I have a database with time visit in timestamp like this
ID, time
1, 1493596800
1, 1493596900
1, 1493432800
2, 1493596800
2, 1493596850
2, 1493432800
I use spark SQL and I need to have the longest sequence of consecutives dates for each ID like
ID, longest_seq (days)
1, 2
2, 5
3, 1
I tried to adapt this answer Detect consecutive dates ranges using SQL to my case but I didn't manage to have what I expect.
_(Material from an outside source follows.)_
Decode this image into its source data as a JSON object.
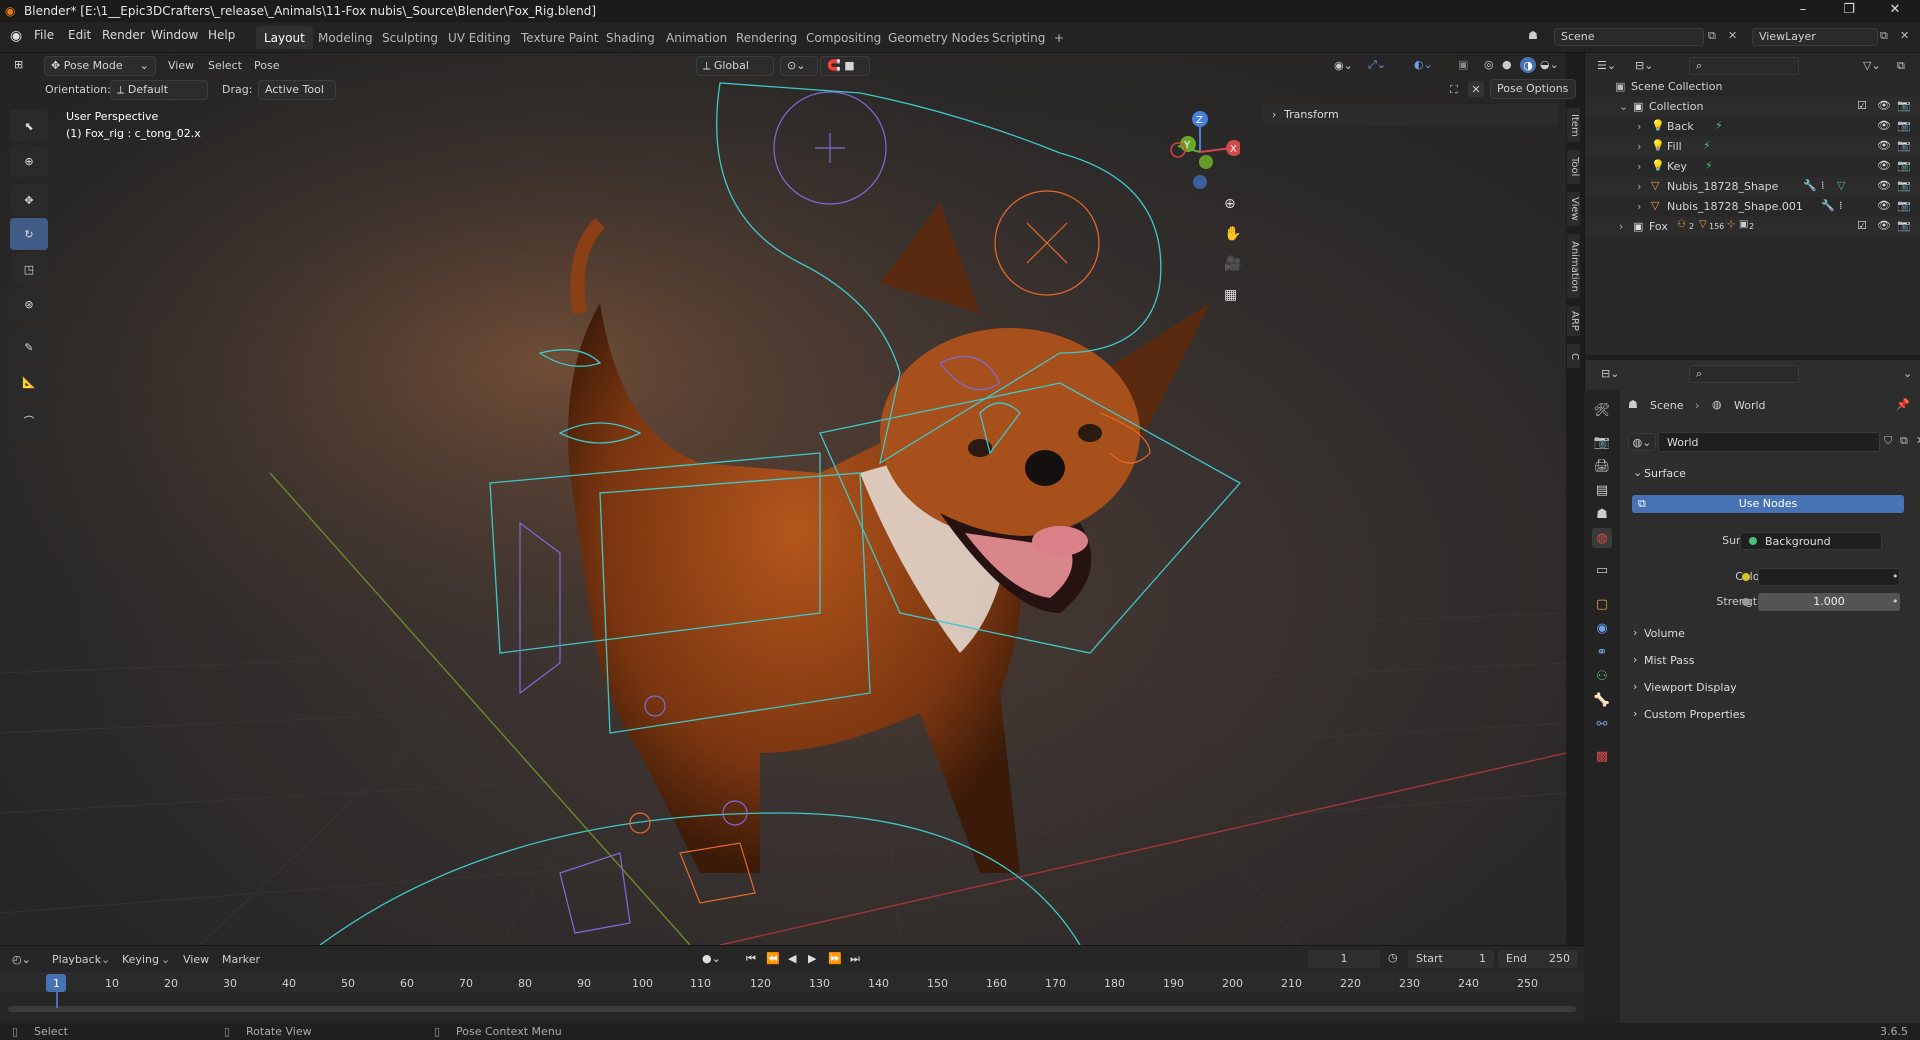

SELECT ID, MIN (d), MAX(d)
FROM (
SELECT ID, cast(from_utc_timestamp(cast(time as timestamp), 'CEST') as date) AS d,
ROW_NUMBER() OVER(
PARTITION BY ID ORDER BY cast(from_utc_timestamp(cast(time as timestamp), 'CEST')
as date)) rn
FROM purchase
where ID is not null
GROUP BY ID, cast(from_utc_timestamp(cast(time as timestamp), 'CEST') as date)
)
GROUP BY ID, rn
ORDER BY ID
If someone has some clue on how to fix this request, or what's wrong in it, I would appreciate the help Thanks
[EDIT] A more explicit input /output
ID, time
1, 1
1, 2
1, 3
2, 1
2, 3
2, 4
2, 5
2, 10
2, 11
3, 1
3, 4
3, 9
3, 11
The result would be :
ID, MaxSeq (in days)
1,3
2,3
3,1
All the visits are in timestamp, but I need consecutives days, then each visit by day is counted once by day
That's the case for my beloved window aggregate functions!
I think the following example could help you out (at least to get started).
The following is the dataset I use. I translated your time (in longs) to numeric time to denote the day (and avoid messing around with timestamps in Spark SQL which could make the solution harder to comprehend...possibly).
In the below visit
dataset, time
column represents the days between dates so 1
s one by one represent consecutive days.
scala> visits.show
+---+----+
| ID|time|
+---+----+
| 1| 1|
| 1| 1|
| 1| 2|
| 1| 3|
| 1| 3|
| 1| 3|
| 2| 1|
| 3| 1|
| 3| 2|
| 3| 2|
+---+----+
Let's define the window specification to group id
rows together.
import org.apache.spark.sql.expressions.Window
val idsSortedByTime = Window.
partitionBy("id").
orderBy("time")
With that you rank
the rows and count rows with the same rank.
val answer = visits.
select($"id", $"time", rank over idsSortedByTime as "rank").
groupBy("id", "time", "rank").
agg(count("*") as "count")
scala> answer.show
+---+----+----+-----+
| id|time|rank|count|
+---+----+----+-----+
| 1| 1| 1| 2|
| 1| 2| 3| 1|
| 1| 3| 4| 3|
| 3| 1| 1| 1|
| 3| 2| 2| 2|
| 2| 1| 1| 1|
+---+----+----+-----+
That appears (very close?) to a solution. You seem done!